InPost is the target of a takeover bid by a consortium, which, reports claim, is led by Advent International, which took InPost public nearly five years ago.
The Polish e-commerce logistics giant, which owns UK parcel delivery firm Yodel, confirmed this week that it has received and is evaluating an indicative proposal.
In a statement the company said: “In view of the recent share price and trading volume development, we have received an indicative proposal regarding a potential acquisition of all shares in the company.”
InPost added that a special committee, composed of members of the supervisory board and management board, has been set up to assess the proposal.
Since taking InPost public in Amsterdam in 2021 Advent, which Sky News claims is leading the takeover, has been a minority investor in the company.
InPost is valued in excess of €6bn (£5.2bn).
In its most recent quarter, the company, which operates a major network of parcel locker networks, delivered more than 350 million parcels across European and UK markets.
InPost now operates the largest APM network in the UK, amounting to over 11,000 APMs.
The InPost UK network has expanded to nearly 17,000 out of home (OOH) points, reinforcing its position as the leading OOH network in the region.
Dan Coatsworth, head of markets at investment specialist AJ Bell, said that despite challenges to the business, InPost is an attractive take-over target.
He said: “This looks like an opportunistic bid following a poor year for the share price.
“InPost has muscled in on the UK delivery market, becoming a courier of choice for many retailers and people using resale platforms like Vinted.

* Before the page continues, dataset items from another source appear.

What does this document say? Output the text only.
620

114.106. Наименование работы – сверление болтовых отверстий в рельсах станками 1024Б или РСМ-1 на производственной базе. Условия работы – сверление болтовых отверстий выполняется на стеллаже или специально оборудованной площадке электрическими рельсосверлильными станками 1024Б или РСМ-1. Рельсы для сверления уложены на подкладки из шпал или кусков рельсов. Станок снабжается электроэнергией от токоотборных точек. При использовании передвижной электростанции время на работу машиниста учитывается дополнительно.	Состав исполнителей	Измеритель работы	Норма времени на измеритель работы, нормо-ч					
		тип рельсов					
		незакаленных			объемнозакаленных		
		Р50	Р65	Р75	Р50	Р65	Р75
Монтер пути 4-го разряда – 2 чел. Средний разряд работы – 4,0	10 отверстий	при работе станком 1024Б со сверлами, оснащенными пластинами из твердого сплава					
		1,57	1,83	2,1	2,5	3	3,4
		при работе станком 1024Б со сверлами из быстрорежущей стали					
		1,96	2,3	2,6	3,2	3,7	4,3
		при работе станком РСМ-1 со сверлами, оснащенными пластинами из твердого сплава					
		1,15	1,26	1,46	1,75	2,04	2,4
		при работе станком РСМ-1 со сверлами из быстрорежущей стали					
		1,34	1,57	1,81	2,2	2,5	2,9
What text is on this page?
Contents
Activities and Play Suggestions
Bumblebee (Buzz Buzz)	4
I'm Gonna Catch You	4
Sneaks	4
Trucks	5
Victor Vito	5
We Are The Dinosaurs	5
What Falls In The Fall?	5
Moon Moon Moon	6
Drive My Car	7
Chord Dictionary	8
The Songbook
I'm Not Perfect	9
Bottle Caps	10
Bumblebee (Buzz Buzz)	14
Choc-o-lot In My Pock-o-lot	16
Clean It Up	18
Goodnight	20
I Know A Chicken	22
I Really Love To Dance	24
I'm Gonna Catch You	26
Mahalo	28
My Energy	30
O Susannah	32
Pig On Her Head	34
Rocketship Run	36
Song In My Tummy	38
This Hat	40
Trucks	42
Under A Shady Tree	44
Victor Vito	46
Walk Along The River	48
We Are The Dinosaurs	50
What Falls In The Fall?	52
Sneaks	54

“It has positioned itself as a more efficient and convenient alternative to Royal Mail, utilising a growing network of lockers and undercutting the UK rival on home delivery prices.
“A key selling point for consumers is the ability to use InPost’s lockers to send parcels without needing to print off labels – so no queuing in a shop or needing a printer at home.
“In recent years, it has bought Menzies Distribution and Yodel to strengthen its position in the UK market.
“However, the shares have suffered from a slowdown in parcel volume growth in its homeland, ongoing competition and price pressures, and a legal dispute with Polish e-commerce platform, Allegro.
“Relations have soured between the two companies amid allegations that Allegro has violated terms of a delivery agreement.
He added: “While InPost has some issues to resolve, it is a highly attractive takeover target for someone looking to get ahead in the European parcel delivery market.”
Coatsworth raised the possibility of Royal Mail owner International Distribution Services as a contender.
He said: “Now that the takeover of Royal Mail is done and dusted, it will be interesting to see what International Distributions Services does next in the parcels space.
“It has expressed a desire to roll out more lockers in the UK, and gobbling up InPost could help in this quest as well as expanding its position geographically.”
“However, there are UK competition issues to consider if it bids for the group and the fact that fixing Royal Mail is a big job to do without the hassle of integrating another business on top.”